Core Investment Company

RBI Releases New Recommendations for Core Investment Companies (CICs)

RBI-releases-new-rules-for -Core-Investment-Companies

The Working Group Committee constituted by RBI has recommended the constitution of Board Level Committees such as Audit Committee, Nomination and Remuneration Committee, Group Risk Management Committee for Core Investment Companies (CICs).

On July 03, 2019, The Reserve Bank of India had constituted a Working Group (WG) to Review Regulatory and Supervisory Framework for Core Investment Companies (CICs). Shri Tapan Ray, former Secretary, Ministry of Corporate Affairs, Government of India was declared as the Chairperson of the Working Group. Earlier in August 2010, RBI had introduced a separate framework for the regulations of systematically important Core Investment Companies (CICs), recognising a difference in the business model of a holding company relative to other NBFCs.

What is a Core Investment Company (CIC)?

CICs are Non-Banking Financial Companies with asset size of Rs. 100 crore and above which carries on the business of acquisition of shares and securities. These Companies hold more than 90 % of its net assets in the form of investment in equity shares, preference share, bonds, debentures, debt or loans in group companies.

The reason why RBI constituted a Working Group (WG) for Core Investment Companies (CICs)

RBI saw a need to strengthen the corporate governance framework of Core Investment Companies (CICs) and hence decided to constitute a six-member Working Group (WG) headed by Shri.Tapan Ray. The main guidelines of the working group included the examination of the current regulatory framework for CICs in terms of adequacy, efficacy and effectiveness of every component and therefore, suggest changes.     

READ  RBI Notification: Revised Guidelines for Core Investment Companies

 The key recommendations given by the Working Group for Core Investment Companies (CICs)  are as follows :

  • The Working group suggests that step down CICs may not be allowed to invest in any other CIC while enabling them to invest freely in other group companies. Apart from this, the committee also suggests that the capital contribution by a CIC in a step-down CIC, over and above 10% of its funds, should be deducted from its adjusted net worth, as applicable to other NBFCs.
  • The Working group recommends that the number of layers of CICs in a group should be restricted to two.
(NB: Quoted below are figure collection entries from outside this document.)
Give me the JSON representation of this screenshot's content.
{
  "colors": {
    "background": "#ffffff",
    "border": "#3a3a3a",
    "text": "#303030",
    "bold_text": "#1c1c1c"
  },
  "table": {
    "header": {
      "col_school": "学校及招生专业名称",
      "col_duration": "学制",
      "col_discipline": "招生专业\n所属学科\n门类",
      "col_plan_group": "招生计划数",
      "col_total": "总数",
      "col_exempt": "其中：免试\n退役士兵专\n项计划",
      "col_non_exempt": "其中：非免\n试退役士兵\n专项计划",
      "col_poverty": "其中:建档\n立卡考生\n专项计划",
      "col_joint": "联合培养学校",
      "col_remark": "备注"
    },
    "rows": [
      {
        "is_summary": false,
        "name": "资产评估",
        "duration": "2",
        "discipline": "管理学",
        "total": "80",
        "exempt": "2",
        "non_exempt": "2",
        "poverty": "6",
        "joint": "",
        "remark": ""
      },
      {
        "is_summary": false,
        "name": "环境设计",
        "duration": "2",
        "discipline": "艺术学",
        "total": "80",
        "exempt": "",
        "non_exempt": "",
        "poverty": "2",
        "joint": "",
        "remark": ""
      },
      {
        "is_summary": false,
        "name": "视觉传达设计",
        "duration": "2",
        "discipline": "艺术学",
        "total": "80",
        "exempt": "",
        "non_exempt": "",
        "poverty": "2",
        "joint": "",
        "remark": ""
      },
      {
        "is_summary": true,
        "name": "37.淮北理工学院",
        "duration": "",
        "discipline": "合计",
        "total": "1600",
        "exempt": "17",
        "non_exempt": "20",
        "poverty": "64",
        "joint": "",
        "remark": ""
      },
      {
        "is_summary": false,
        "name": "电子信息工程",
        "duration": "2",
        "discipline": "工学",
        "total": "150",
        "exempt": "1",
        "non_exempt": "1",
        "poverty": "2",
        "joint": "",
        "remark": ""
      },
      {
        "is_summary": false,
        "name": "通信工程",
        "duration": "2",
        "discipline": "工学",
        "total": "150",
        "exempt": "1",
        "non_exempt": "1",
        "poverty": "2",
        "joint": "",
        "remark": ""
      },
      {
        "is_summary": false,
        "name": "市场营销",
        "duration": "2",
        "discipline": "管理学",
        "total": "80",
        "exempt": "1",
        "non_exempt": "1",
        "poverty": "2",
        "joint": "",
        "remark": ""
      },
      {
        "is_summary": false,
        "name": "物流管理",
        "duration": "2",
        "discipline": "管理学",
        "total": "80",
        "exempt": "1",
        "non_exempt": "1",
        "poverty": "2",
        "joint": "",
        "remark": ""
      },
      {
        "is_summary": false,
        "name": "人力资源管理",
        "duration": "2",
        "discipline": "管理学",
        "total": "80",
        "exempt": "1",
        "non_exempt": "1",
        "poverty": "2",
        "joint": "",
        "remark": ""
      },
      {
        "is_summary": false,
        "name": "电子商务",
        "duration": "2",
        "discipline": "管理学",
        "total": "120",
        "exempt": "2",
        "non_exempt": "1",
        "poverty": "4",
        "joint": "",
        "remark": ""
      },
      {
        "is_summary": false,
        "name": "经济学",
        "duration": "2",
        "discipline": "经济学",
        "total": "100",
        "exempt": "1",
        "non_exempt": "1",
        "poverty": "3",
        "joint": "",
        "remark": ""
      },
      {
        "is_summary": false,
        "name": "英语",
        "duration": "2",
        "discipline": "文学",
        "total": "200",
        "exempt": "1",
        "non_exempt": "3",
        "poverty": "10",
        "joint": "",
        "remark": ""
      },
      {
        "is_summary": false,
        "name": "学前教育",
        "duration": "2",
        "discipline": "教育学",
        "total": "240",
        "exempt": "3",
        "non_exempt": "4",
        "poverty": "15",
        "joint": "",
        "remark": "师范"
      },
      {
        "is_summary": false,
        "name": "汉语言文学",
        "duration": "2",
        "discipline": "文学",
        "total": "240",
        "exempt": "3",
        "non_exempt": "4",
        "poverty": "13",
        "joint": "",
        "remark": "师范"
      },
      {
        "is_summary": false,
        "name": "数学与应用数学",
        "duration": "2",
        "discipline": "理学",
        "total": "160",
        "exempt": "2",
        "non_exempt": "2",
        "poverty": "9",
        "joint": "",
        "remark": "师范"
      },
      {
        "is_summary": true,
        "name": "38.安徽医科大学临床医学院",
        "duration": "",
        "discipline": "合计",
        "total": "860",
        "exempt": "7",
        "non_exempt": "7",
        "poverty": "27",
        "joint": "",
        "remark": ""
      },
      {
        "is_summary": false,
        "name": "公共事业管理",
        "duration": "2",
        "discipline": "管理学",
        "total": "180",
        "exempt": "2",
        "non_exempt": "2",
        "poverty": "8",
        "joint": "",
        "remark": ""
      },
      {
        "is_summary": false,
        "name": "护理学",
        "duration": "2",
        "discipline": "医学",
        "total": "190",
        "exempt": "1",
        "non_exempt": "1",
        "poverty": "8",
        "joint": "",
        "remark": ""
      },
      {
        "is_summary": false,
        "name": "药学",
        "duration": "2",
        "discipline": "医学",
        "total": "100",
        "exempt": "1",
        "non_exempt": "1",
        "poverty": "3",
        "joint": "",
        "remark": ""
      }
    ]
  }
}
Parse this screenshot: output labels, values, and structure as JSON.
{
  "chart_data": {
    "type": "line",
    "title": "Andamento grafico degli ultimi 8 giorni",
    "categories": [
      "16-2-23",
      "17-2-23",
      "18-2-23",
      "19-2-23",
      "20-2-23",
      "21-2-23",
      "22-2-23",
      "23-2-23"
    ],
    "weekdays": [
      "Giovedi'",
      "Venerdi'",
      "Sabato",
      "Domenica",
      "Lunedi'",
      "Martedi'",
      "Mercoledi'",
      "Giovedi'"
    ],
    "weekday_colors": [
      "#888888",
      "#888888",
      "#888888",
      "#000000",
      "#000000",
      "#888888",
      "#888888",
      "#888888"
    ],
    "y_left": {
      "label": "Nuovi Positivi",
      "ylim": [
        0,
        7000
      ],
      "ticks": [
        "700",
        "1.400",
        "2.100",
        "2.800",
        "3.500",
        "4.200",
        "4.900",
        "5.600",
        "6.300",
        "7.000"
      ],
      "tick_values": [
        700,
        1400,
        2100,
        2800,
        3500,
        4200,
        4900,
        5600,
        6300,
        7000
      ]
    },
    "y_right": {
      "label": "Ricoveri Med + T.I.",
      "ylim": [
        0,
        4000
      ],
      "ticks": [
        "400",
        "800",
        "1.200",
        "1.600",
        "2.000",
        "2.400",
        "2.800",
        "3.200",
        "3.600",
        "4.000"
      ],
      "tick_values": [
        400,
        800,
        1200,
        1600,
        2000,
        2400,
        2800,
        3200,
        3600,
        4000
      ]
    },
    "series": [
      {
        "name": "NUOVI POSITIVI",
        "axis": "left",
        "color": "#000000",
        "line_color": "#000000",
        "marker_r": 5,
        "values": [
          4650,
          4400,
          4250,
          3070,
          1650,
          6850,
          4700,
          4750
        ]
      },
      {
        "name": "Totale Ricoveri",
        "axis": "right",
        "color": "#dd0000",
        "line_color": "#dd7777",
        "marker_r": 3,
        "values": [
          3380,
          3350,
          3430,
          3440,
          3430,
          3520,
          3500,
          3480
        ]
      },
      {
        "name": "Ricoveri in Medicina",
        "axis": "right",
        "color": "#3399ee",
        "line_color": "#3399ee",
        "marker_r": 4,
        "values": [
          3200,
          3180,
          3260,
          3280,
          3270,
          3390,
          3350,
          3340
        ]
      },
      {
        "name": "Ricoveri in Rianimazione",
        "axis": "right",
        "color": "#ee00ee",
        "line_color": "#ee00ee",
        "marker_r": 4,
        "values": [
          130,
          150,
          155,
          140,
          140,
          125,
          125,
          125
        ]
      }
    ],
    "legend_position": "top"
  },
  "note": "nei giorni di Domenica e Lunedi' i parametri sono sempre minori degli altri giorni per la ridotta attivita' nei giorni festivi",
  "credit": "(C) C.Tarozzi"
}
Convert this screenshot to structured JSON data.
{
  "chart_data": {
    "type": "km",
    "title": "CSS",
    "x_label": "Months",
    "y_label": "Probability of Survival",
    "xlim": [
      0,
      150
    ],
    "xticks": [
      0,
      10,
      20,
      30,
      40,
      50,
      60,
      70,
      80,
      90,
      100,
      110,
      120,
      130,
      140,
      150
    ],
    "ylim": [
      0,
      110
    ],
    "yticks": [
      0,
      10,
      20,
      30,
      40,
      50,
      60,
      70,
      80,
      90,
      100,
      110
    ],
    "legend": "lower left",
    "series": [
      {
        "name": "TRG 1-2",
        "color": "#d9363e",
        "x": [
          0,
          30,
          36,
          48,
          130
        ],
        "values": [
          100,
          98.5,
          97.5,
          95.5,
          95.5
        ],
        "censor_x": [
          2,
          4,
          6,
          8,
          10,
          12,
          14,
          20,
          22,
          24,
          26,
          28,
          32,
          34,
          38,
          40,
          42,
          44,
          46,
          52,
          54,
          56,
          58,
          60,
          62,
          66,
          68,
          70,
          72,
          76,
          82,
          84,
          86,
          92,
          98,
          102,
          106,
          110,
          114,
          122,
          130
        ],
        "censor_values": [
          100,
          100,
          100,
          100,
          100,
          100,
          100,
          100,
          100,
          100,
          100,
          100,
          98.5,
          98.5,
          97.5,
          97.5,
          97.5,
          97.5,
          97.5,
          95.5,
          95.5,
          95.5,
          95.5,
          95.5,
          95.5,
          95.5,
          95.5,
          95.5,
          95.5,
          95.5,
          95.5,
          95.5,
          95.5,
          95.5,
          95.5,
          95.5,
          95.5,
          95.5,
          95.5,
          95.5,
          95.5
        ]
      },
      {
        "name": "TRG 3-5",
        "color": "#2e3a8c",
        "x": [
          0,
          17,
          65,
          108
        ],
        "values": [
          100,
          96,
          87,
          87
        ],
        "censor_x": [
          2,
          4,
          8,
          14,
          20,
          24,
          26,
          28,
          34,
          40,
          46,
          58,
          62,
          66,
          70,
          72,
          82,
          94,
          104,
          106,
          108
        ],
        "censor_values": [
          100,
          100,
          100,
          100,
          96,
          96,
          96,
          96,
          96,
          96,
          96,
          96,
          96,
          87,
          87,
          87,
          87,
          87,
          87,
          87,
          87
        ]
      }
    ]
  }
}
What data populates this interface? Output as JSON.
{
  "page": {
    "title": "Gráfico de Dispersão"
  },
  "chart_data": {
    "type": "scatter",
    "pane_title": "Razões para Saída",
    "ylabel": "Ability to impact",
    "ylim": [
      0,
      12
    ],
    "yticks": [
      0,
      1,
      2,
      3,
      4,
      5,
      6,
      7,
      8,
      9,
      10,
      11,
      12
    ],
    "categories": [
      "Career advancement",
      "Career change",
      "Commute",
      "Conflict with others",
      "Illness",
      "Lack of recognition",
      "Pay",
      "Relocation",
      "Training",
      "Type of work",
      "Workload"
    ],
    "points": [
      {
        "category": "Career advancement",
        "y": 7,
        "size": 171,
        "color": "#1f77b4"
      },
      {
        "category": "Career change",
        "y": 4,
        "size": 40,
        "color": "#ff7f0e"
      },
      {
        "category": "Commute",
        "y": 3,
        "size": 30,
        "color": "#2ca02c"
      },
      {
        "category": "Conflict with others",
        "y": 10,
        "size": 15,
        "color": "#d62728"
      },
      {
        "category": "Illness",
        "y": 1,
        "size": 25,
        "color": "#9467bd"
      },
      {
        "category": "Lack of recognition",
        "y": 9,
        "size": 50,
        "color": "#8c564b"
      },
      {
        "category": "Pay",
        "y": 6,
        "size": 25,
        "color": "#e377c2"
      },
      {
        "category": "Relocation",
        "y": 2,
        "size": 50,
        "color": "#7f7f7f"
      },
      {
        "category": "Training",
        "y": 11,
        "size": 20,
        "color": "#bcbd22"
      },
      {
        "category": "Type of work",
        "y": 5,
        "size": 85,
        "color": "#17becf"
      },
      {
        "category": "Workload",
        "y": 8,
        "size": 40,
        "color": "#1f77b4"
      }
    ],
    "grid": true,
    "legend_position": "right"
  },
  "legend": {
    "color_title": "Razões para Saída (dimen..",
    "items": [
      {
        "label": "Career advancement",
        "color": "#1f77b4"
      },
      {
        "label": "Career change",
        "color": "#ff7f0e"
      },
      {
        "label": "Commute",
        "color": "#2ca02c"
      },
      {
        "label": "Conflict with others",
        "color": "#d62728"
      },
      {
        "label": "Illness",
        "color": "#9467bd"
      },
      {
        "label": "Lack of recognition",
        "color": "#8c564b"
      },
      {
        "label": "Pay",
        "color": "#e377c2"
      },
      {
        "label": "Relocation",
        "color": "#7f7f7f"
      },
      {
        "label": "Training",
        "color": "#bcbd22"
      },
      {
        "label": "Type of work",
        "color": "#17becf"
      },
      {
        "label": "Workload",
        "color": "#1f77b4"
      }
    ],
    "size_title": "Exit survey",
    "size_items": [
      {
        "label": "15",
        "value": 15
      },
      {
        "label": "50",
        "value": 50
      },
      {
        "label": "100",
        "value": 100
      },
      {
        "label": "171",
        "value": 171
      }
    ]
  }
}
It further suggests that any CIC within a group shall not invest more than a total of two layers of CICs, including itself.
  • To strengthen the governance practices, the Working Group Committee mandates the constitution of the Board Level Committees, namely audit committee, nomination and remuneration committee and group risk management committee.
  • At present, CICs are not required to submit off-site returns or Statutory Auditors Certificate (SAC). However, the Working Group Committee suggested that RBI may design the offsite returns and prescribe it for CICs on the lines of other NBFCs. The committee further recommended the annual submission of Statutory Auditors Certificate (SAC).
  • The Working Group also suggested a periodic, onsite inspection of CICs.

NOTE: All these recommendations put forward by the Working Group will have to be implemented by Core Investment Companies (CICs) if the Reserve Bank of India (RBI) decides to accept these suggestions. The Working Group has placed the above report on the RBI website for comments of stakeholders and members of the public. Comments on the report may be sent by November 30, 2019, through e-mail.